Last Call for Second Chances
The bartender set down the old-fashioned with an orange twist curled like a question mark. Eve stared at it, the citrus oils catching the dim light, tiny prisms of amber against the mahogany. She was forty-three, seated in a hotel bar three thousand miles from home, waiting for a man who might not come.
Her palm still bore the indentation of her wedding ring, removed three weeks ago in a hospital waiting room while her husband explained—without tears—that he'd met someone else. Three days ago, her mother had pressed Eve's hand between her own rheumatic fingers, tracing the lifeline with a thumb that shook. "You've got a long road ahead, baby," she'd said, reading nothing but love in the creases.
Now, at the window table, Marcus appeared through the glass doors, rain beading on his shoulders like mercury on skin. He was her boss for seven years, her friend for three, something unspoken for two. The timing was atrocious. The possibility was terrifying.
He sat opposite her. His eyes found hers, stripped raw by the fluorescent convention center lights where they'd both spent the day pitching to investors who spoke of bull markets and bear instincts, who'd nodded at their presentation but looked at each other with something like pity.
"My flight's at six," Marcus said.
"Mine's at seven." Eve's throat tightened. "This weekend—it was the best thing that's happened to me in—"
"In years." He reached across the table. "For me too."
His palm covered hers, warm and solid. The bartender passed with a tray of drinks, his back to them, giving them the illusion of privacy. Outside, the rain intensified, washing the parking lot into gray abstraction.

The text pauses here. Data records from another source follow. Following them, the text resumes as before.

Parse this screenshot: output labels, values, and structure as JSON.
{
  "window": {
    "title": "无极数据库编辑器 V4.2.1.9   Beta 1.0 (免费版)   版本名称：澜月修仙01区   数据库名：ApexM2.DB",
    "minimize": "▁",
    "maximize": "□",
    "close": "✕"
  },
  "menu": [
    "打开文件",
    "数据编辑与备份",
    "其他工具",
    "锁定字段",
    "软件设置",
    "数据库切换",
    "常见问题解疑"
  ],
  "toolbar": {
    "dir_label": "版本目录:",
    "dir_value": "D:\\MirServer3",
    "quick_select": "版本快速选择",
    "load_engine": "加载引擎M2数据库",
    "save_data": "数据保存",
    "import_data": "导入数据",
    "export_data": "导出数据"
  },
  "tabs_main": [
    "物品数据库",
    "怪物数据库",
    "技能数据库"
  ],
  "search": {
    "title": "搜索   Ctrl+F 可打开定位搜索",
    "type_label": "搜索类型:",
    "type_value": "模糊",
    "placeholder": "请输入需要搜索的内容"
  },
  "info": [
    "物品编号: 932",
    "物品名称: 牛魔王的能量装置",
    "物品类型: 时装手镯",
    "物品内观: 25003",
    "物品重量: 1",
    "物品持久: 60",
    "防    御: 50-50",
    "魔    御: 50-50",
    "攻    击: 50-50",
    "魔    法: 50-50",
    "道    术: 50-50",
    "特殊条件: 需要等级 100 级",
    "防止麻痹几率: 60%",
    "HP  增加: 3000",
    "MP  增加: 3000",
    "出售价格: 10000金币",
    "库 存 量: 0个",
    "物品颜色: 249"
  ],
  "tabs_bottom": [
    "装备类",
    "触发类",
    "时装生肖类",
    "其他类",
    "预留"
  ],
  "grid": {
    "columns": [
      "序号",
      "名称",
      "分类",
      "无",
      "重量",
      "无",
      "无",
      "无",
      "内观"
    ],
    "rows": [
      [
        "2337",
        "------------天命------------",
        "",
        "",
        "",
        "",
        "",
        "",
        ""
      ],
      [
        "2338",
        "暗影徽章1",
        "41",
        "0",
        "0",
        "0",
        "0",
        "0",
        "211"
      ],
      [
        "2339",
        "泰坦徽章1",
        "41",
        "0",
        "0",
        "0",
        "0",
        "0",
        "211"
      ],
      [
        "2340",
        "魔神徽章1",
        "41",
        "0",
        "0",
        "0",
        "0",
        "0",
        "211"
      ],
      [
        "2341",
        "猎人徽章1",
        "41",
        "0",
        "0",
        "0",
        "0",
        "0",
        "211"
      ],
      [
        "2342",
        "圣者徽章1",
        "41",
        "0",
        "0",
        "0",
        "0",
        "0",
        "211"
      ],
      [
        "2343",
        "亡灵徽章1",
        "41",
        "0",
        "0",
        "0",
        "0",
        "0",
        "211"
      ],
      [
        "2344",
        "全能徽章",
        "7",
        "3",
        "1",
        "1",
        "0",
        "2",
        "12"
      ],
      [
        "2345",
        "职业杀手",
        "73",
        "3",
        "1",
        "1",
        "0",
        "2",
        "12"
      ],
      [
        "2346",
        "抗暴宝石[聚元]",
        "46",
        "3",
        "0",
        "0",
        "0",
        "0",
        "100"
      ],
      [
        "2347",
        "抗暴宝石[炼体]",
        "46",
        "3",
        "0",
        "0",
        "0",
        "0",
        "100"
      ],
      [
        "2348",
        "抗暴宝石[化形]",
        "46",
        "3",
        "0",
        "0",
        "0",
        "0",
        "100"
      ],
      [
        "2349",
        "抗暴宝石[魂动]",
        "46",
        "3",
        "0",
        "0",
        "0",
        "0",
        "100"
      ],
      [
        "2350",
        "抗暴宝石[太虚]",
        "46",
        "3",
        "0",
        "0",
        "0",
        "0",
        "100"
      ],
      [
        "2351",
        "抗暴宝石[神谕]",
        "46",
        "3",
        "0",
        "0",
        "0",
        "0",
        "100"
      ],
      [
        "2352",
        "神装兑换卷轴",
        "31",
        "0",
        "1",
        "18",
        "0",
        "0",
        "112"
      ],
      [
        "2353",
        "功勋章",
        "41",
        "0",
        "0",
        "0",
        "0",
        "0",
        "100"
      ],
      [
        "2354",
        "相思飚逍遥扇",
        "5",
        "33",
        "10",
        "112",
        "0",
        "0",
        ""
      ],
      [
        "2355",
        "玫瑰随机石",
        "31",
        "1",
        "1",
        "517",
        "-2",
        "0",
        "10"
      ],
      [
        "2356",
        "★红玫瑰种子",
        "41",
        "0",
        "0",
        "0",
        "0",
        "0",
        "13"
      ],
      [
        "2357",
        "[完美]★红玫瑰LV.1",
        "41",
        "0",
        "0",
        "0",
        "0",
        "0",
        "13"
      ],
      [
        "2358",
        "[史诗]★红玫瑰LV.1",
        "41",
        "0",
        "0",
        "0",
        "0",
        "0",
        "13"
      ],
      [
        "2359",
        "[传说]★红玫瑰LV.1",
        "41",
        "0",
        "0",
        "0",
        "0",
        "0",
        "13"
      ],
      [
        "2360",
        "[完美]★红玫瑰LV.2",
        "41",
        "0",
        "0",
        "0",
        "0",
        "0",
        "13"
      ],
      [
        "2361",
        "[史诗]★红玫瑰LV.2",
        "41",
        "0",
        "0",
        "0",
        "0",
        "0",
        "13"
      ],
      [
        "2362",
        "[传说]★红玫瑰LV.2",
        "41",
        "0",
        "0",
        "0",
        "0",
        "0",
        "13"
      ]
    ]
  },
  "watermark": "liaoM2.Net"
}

"I could change my ticket," Marcus said.
The offer hung between them, heavier than the thirteen years of her marriage, heavier than the mortgage she'd signed alone, heavier than the way her daughters had looked at her when she told them their father was moving out.
"No," Eve heard herself say. "Not yet."
Marcus nodded. He didn't withdraw his hand.
"But soon?" he asked.
"Soon." She squeezed his fingers. "Promise me soon."
The orange twist had begun to brown at the edges. Somewhere in the distance, a passenger plane cut through the clouds, carrying someone toward something, or away from everything. Eve finished her drink in one swallow, the burn sharp and necessary, the aftertaste sweet and strange.